With a new twist on vampire lore and mythology, romance, horror and teen angst mixed in with enough suspense and thrill to keep it interesting as it moves along, The Vampire Diaries: The Complete First Season succeeds in avoiding the über-cheese (pardon the made up word) of the Twilight saga and charts its own territory. Not quite as dark as its network’s sister show Supernatural, but just as Gothic, it just may have room enough to grow into something a lot more special than the other teen/romance dramas the network has fielded.
This is a series focused on vampires, so of course there’s lots of darkness, shadows, and full moons. The 1.78:1 1080p/24 VC-1 encoding captures the quality of the show very well. The Vampire Diaries is originally captured in high definition ion an Arriflex D-21 digital camera and it looks almost like its been captured on standard 35mm film, which is apparently the intention of the Arriflex. What little video noise is there looks more film-like, like grain. Detail is strong, blacks are inky and shadow detail is nicely extended.

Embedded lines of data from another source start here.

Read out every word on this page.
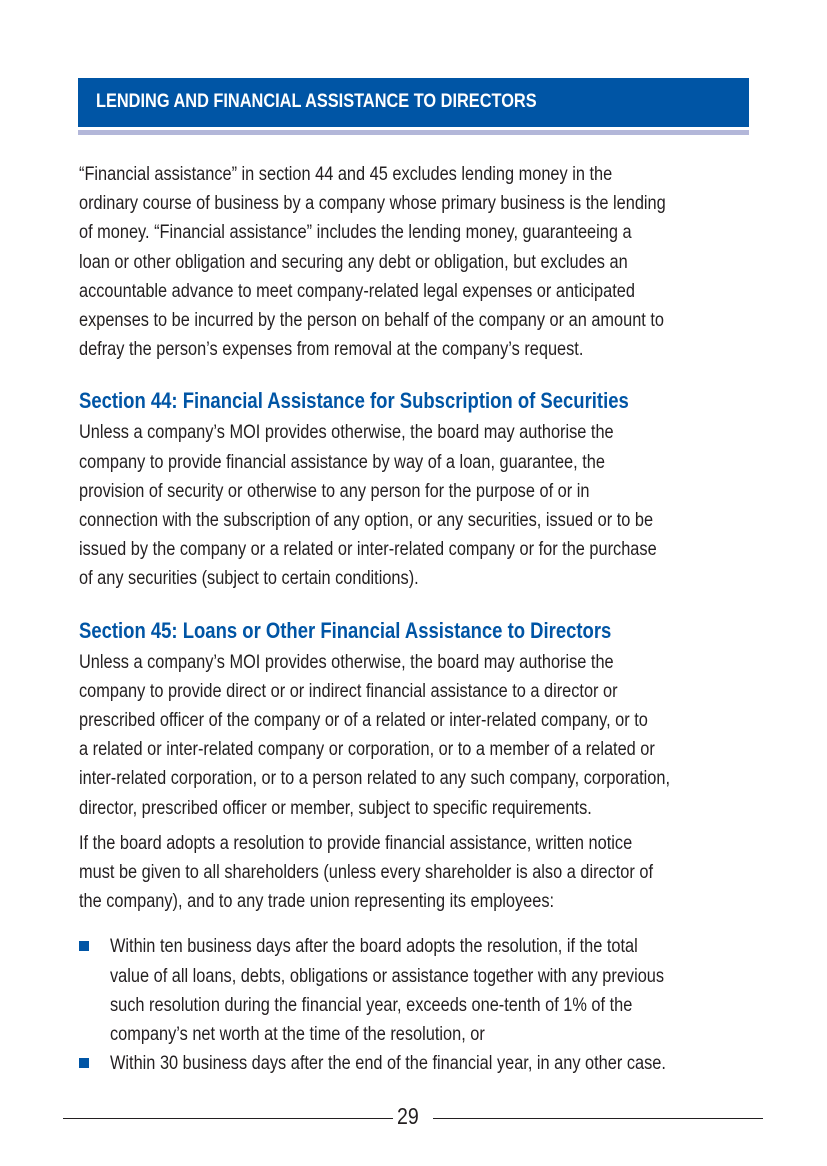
LENDING AND FINANCIAL ASSISTANCE TO DIRECTORS

“Financial assistance” in section 44 and 45 excludes lending money in the
ordinary course of business by a company whose primary business is the lending
of money. “Financial assistance” includes the lending money, guaranteeing a
loan or other obligation and securing any debt or obligation, but excludes an
accountable advance to meet company-related legal expenses or anticipated
expenses to be incurred by the person on behalf of the company or an amount to
defray the person’s expenses from removal at the company’s request.

Section 44: Financial Assistance for Subscription of Securities

Unless a company’s MOI provides otherwise, the board may authorise the
company to provide financial assistance by way of a loan, guarantee, the
provision of security or otherwise to any person for the purpose of or in
connection with the subscription of any option, or any securities, issued or to be
issued by the company or a related or inter-related company or for the purchase
of any securities (subject to certain conditions).

Section 45: Loans or Other Financial Assistance to Directors

Unless a company’s MOI provides otherwise, the board may authorise the
company to provide direct or or indirect financial assistance to a director or
prescribed officer of the company or of a related or inter-related company, or to
a related or inter-related company or corporation, or to a member of a related or
inter-related corporation, or to a person related to any such company, corporation,
director, prescribed officer or member, subject to specific requirements.

If the board adopts a resolution to provide financial assistance, written notice
must be given to all shareholders (unless every shareholder is also a director of
the company), and to any trade union representing its employees:

Within ten business days after the board adopts the resolution, if the total
value of all loans, debts, obligations or assistance together with any previous
such resolution during the financial year, exceeds one-tenth of 1% of the
company’s net worth at the time of the resolution, or

Within 30 business days after the end of the financial year, in any other case.

29
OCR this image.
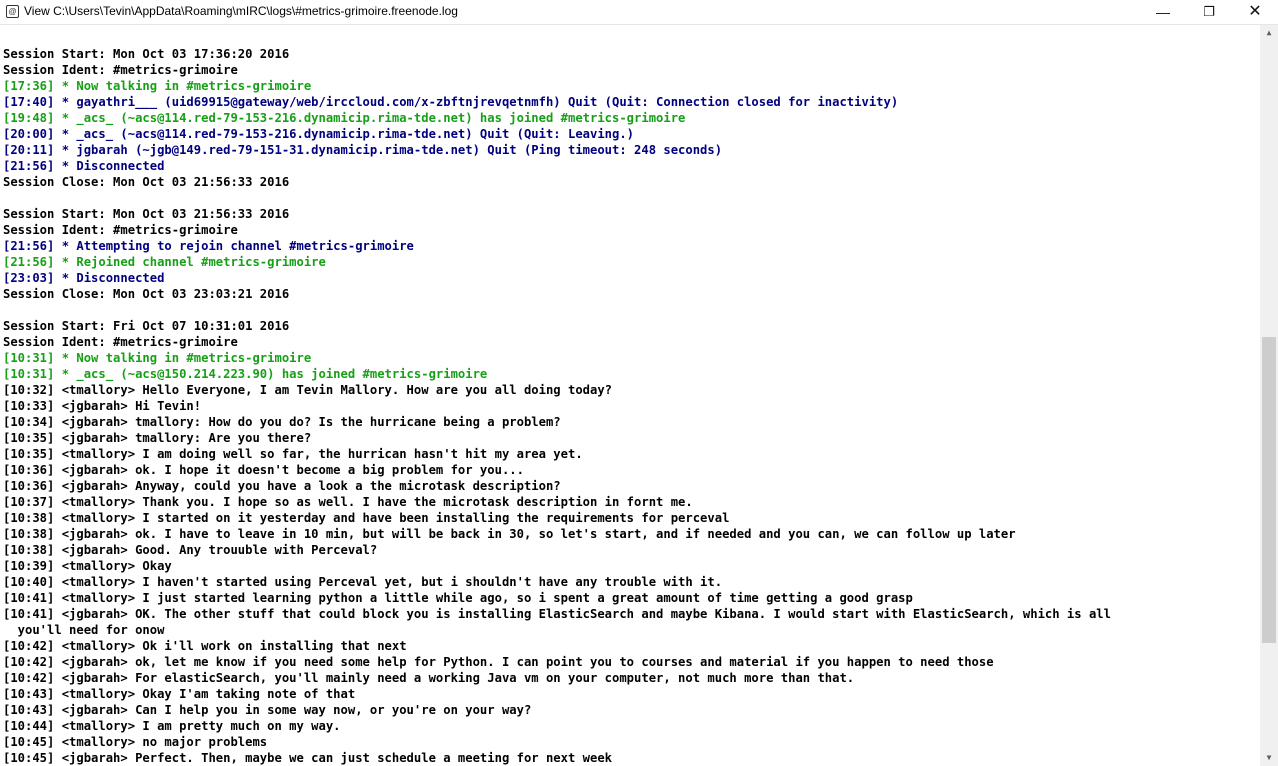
@ View C:\Users\Tevin\AppData\Roaming\mIRC\logs\#metrics-grimoire.freenode.log	—	❐	✕
Session Start: Mon Oct 03 17:36:20 2016
Session Ident: #metrics-grimoire
[17:36] * Now talking in #metrics-grimoire
[17:40] * gayathri___ (uid69915@gateway/web/irccloud.com/x-zbftnjrevqetnmfh) Quit (Quit: Connection closed for inactivity)
[19:48] * _acs_ (~acs@114.red-79-153-216.dynamicip.rima-tde.net) has joined #metrics-grimoire
[20:00] * _acs_ (~acs@114.red-79-153-216.dynamicip.rima-tde.net) Quit (Quit: Leaving.)
[20:11] * jgbarah (~jgb@149.red-79-151-31.dynamicip.rima-tde.net) Quit (Ping timeout: 248 seconds)
[21:56] * Disconnected
Session Close: Mon Oct 03 21:56:33 2016
Session Start: Mon Oct 03 21:56:33 2016
Session Ident: #metrics-grimoire
[21:56] * Attempting to rejoin channel #metrics-grimoire
[21:56] * Rejoined channel #metrics-grimoire
[23:03] * Disconnected
Session Close: Mon Oct 03 23:03:21 2016
Session Start: Fri Oct 07 10:31:01 2016
Session Ident: #metrics-grimoire
[10:31] * Now talking in #metrics-grimoire
[10:31] * _acs_ (~acs@150.214.223.90) has joined #metrics-grimoire
[10:32] <tmallory> Hello Everyone, I am Tevin Mallory. How are you all doing today?
[10:33] <jgbarah> Hi Tevin!
[10:34] <jgbarah> tmallory: How do you do? Is the hurricane being a problem?
[10:35] <jgbarah> tmallory: Are you there?
[10:35] <tmallory> I am doing well so far, the hurrican hasn't hit my area yet.
[10:36] <jgbarah> ok. I hope it doesn't become a big problem for you...
[10:36] <jgbarah> Anyway, could you have a look a the microtask description?
[10:37] <tmallory> Thank you. I hope so as well. I have the microtask description in fornt me.
[10:38] <tmallory> I started on it yesterday and have been installing the requirements for perceval
[10:38] <jgbarah> ok. I have to leave in 10 min, but will be back in 30, so let's start, and if needed and you can, we can follow up later
[10:38] <jgbarah> Good. Any trouuble with Perceval?
[10:39] <tmallory> Okay
[10:40] <tmallory> I haven't started using Perceval yet, but i shouldn't have any trouble with it.
[10:41] <tmallory> I just started learning python a little while ago, so i spent a great amount of time getting a good grasp
[10:41] <jgbarah> OK. The other stuff that could block you is installing ElasticSearch and maybe Kibana. I would start with ElasticSearch, which is all
you'll need for onow
[10:42] <tmallory> Ok i'll work on installing that next
[10:42] <jgbarah> ok, let me know if you need some help for Python. I can point you to courses and material if you happen to need those
[10:42] <jgbarah> For elasticSearch, you'll mainly need a working Java vm on your computer, not much more than that.
[10:43] <tmallory> Okay I'am taking note of that
[10:43] <jgbarah> Can I help you in some way now, or you're on your way?
[10:44] <tmallory> I am pretty much on my way.
[10:45] <tmallory> no major problems
[10:45] <jgbarah> Perfect. Then, maybe we can just schedule a meeting for next week
▲
▼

This is yet another Blu-ray television series released by Warner where they insist on providing the audio in nothing more than lossy Dolby Digital 5.1, so I must once again insist on asking why, when other studios can give us televisions series like LOST with DTS-HD Master Audio lossless sound, must we still endure DVD-era sound quality from Warner in 2010 on Blu-ray? The overall mix for The Vampire Diaries is nothing special. Sounds are a bit thin, the surround channels are not used to their fullest potential, and the ambient score sounds a bit squeezed and boxed in.
The Vampire Diaries has been provided with a relatively strong set of supplemental materials that its rabid fan base is sure to appreciate. The audio book will be of the most value, but certainly the numerous deleted scenes, commentaries, and interview segments with the show’s stars should please the intended audience.
The supplements provided with this release are:
- Disc 1:
- Pilot Commentary with Kevin Williamson, Julie Plec, and Marcoss Siega
- Deleted Scenes (1.78:1; 480i/60) — Four deleted scenes from three episodes on disc one.
- Disc 2:
- Deleted Scenes (1.78:1; 480i/60) — Four deleted scenes from two episodes.
- Disc 3:
- Deleted Scenes (1.78:1; 480i/60) — Five deleted scenes.
- Disc 4:
- Into Mystic Falls (1.78:1; 1080p/24; 0:25.03) — Executive producers Kevin Williamson and Julie Plec will take us into the Vampire Myst, and show us how the fantastical amalgamation of the vampire genre with some of the universal themes of high school experience are at the heart of The Vampire Diaries.
- When Vampires Don’t Suck! (1.78:1; 1080p/24; 0:18.49) — A documentary featurette on the rabid fan base, which feeds the vampire craze, making The Vampire Diaries a front-runner in today’s vampire culture.
- A Darker Truth — webisodes (1.78:1; 1080i/60; 0:07.44) — Four episodes of the Webseries (Exposed, Vengeance, Hunted, Uninvited).
- A Second Bite (1.78:1; 480i/60; 0:03.57) — Gag reel.
- A New Breed of Vampire (1.78:1; 1080p/24; 0:12.43)
- Vampires 101 (1.78:1; 1080p/24; 0:06.44)
- The Vampire Diaries: The Awakening — audiobook
The Definitive Word
The Vampire Diaries looks great and will certainly show off the capabilities of any HD display and the series should find an audience with vamp lovers far and wide.